Unfortunately, the usefulness of the date and time input types is greatly diminished by the fact that not all browsers support HTML5 forms, and most users would not spontaneously choose to enter dates and times in ISO 8601 format. Until HTML5 support is more ubiquitous, I would recommend simply having separate fields for year, month, etc. There are other approaches to solving this problem, but this is a simple and reliable solution that, when done well, provides a good level of guidance to the user.

The pattern Attribute

Sometimes, you need to validate that the user has input something in a particular custom pattern. One example of this would be a postal code, which must be a string of N numerical digits (where N depends on the country). In the US, postal codes (ZIP codes) must be at least 5 digits, but you can optionally add a hyphen and 4 extra digits to aid mail sorting and delivery.

This sort of requirement is easily expressed using the pattern attribute, which indicates that the value must match the provided regular expression. (Regular expressions can be cryptic, but once you understand them, they are incredibly useful.) Here’s an example of how you could configure an input field to check that the text looks like a US ZIP code:

<input type=text title="A 5 or 9 digit ZIP code"
       pattern="\s*[\d]{5}(?:[- ]?[\d]{4})?\s*">

This pattern accepts 5 digits, then optionally a hyphen or space (to be forgiving toward the user) and 4 more digits. The pattern is also tolerant of leading or trailing whitespace, to avoid frustrating the user if they accidentally hit space while typing; such an error can be difficult for the user to notice. The server should be programmed to remove the spaces before processing the value, of course.

The pattern attribute uses the same syntax as JavaScript regular expressions, but the pattern is always tested against the entire value. (In effect, the pattern has implicit ^ and $ anchors surrounding the expression.)

Also notice that I also added a title attribute in the example above. Some browsers will use the contents of the title attribute when displaying a tooltip to the user about why the field is invalid. This can help the user fill out the form correctly, making the experience less frustrating.

Advanced Topics and Further Reading

I have barely scratched the surface of what you can do with HTML5 forms.

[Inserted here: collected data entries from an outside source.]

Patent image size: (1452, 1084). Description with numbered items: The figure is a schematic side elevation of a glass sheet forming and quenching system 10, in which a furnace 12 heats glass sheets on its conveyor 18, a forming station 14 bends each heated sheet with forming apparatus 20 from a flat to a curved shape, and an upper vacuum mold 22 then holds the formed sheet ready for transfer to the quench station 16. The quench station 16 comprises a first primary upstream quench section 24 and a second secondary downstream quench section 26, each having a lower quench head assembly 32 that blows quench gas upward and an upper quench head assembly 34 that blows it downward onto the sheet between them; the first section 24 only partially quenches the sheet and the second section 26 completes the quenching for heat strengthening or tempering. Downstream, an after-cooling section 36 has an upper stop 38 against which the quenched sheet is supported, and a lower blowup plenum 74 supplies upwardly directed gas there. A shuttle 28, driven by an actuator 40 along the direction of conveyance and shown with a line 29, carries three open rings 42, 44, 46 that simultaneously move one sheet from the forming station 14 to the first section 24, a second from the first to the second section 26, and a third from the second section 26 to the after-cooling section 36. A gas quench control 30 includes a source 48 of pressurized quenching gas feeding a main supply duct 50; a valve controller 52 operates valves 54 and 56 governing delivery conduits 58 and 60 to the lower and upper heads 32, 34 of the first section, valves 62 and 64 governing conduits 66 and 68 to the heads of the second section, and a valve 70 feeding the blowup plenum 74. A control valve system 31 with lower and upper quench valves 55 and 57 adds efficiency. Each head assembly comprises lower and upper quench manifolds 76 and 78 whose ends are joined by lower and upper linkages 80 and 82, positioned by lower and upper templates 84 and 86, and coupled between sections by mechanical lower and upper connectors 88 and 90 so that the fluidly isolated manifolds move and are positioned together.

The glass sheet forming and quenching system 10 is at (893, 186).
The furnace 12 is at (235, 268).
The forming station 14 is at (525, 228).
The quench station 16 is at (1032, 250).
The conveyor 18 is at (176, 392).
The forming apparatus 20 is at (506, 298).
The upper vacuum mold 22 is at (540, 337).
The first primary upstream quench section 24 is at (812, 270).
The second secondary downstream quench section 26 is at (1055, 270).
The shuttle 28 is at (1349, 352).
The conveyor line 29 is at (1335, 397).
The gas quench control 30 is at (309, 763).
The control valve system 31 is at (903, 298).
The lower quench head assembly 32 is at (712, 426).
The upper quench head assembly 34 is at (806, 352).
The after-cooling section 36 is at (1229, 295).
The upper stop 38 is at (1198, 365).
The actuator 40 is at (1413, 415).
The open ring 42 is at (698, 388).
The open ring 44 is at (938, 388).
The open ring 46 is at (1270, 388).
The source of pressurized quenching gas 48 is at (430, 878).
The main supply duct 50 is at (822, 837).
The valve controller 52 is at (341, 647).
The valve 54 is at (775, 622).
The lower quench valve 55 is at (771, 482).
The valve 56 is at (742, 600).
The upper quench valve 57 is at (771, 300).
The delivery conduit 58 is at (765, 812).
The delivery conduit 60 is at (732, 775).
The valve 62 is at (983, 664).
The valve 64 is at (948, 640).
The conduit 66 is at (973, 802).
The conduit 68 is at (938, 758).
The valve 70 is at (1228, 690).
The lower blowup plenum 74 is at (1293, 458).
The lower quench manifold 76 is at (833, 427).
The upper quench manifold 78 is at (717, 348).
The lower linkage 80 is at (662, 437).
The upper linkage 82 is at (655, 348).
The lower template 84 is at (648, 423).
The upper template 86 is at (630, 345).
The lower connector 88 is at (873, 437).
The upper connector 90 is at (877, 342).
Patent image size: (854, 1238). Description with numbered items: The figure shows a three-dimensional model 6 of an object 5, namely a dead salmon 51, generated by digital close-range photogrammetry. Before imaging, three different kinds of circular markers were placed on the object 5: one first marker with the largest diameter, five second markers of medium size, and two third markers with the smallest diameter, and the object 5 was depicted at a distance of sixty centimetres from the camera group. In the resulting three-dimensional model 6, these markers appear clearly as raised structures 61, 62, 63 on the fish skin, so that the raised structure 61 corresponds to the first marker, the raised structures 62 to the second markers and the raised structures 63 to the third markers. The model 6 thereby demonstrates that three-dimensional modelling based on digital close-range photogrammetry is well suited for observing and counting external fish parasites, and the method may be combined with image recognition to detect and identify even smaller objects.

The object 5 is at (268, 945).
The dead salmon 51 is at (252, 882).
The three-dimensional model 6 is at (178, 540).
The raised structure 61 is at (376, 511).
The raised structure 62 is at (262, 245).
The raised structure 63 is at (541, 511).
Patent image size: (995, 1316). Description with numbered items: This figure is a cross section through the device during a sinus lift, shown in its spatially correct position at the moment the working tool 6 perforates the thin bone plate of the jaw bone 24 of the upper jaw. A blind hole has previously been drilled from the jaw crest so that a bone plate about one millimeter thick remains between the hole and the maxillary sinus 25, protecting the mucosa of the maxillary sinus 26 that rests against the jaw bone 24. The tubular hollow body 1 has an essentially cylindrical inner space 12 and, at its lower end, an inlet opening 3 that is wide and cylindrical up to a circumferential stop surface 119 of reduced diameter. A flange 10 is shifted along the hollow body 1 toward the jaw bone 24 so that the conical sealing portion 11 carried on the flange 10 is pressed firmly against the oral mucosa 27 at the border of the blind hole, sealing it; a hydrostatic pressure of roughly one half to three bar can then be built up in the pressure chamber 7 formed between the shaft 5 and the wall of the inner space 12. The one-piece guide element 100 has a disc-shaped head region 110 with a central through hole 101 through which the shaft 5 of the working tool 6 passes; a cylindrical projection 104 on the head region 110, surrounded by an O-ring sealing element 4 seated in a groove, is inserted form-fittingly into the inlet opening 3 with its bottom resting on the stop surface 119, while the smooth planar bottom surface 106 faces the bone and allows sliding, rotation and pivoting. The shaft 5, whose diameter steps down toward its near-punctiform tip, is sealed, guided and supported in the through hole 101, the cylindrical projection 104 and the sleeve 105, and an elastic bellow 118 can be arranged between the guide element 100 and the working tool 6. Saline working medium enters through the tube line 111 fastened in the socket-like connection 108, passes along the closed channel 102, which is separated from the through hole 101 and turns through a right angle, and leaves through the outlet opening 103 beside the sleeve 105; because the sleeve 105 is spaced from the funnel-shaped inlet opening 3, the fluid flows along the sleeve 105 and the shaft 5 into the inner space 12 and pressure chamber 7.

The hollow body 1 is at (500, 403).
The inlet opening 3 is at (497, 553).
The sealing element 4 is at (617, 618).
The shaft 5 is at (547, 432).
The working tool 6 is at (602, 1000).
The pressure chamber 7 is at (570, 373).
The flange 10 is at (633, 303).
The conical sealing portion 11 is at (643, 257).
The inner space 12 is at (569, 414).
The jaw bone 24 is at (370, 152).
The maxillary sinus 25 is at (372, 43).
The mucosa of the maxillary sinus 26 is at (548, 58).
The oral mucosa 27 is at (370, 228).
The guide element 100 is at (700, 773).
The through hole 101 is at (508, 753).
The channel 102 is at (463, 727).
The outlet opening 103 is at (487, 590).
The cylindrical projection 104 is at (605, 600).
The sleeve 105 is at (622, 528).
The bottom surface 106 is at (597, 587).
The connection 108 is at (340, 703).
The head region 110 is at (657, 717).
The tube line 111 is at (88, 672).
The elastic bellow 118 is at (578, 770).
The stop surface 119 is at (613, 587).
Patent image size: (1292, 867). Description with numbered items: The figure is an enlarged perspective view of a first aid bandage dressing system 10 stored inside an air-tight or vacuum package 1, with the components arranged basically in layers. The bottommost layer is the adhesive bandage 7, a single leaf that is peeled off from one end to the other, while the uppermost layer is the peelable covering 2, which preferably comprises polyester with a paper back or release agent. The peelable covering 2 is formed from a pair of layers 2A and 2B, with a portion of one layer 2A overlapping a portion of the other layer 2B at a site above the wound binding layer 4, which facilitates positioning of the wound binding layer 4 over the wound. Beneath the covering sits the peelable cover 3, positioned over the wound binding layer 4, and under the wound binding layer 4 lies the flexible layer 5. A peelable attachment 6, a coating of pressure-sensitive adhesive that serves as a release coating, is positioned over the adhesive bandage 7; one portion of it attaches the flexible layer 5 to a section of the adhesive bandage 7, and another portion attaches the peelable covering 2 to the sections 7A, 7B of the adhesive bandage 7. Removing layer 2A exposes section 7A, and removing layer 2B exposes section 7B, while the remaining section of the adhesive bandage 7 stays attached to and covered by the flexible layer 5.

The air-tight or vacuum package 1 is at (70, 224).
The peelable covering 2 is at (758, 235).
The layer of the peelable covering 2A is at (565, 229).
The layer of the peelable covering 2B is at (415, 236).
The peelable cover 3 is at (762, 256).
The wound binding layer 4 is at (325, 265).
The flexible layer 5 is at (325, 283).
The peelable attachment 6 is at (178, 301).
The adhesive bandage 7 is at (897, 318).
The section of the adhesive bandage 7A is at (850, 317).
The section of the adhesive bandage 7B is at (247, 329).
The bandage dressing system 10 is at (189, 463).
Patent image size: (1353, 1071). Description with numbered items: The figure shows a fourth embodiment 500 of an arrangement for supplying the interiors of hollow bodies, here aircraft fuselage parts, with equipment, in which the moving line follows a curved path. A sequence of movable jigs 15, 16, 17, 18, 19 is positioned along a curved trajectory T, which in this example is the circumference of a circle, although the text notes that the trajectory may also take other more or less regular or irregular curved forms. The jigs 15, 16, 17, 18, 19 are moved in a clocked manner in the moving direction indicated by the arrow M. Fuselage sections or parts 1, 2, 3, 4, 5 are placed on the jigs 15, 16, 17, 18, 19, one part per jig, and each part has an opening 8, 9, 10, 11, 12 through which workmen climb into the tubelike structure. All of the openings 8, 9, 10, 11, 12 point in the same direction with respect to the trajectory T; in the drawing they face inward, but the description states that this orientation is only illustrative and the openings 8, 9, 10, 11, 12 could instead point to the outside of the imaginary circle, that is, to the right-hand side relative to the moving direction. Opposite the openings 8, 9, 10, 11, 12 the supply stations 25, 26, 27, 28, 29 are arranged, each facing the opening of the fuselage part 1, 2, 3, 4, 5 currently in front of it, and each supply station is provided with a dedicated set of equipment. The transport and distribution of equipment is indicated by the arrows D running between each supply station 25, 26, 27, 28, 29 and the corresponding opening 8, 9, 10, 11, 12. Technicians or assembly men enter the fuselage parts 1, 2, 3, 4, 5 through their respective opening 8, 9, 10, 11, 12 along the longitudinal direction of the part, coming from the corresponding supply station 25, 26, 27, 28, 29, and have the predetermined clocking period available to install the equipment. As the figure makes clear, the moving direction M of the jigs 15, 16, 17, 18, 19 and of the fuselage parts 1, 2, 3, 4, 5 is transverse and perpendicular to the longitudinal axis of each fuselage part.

There are numerous other input types and attributes to configure form fields, CSS rules to style valid and invalid fields however you like, and an easy-to-use “constraint validation” JavaScript API to implement validation rules that are as complex and nuanced as you like.

If you’re interested in diving deeper into these topics, I can recommend these excellent articles and resources:

So if you’re looking for an easy way to make your site feel more responsive, give HTML5 form validation a try. To make sure you don’t leave some users out in the cold, you can use a shim library like H5F to use JavaScript to emulate HTML5 forms on older browsers.

HTML5 form validation is quick, easy, and it could even improve your love life! …Or at least your site’s metrics.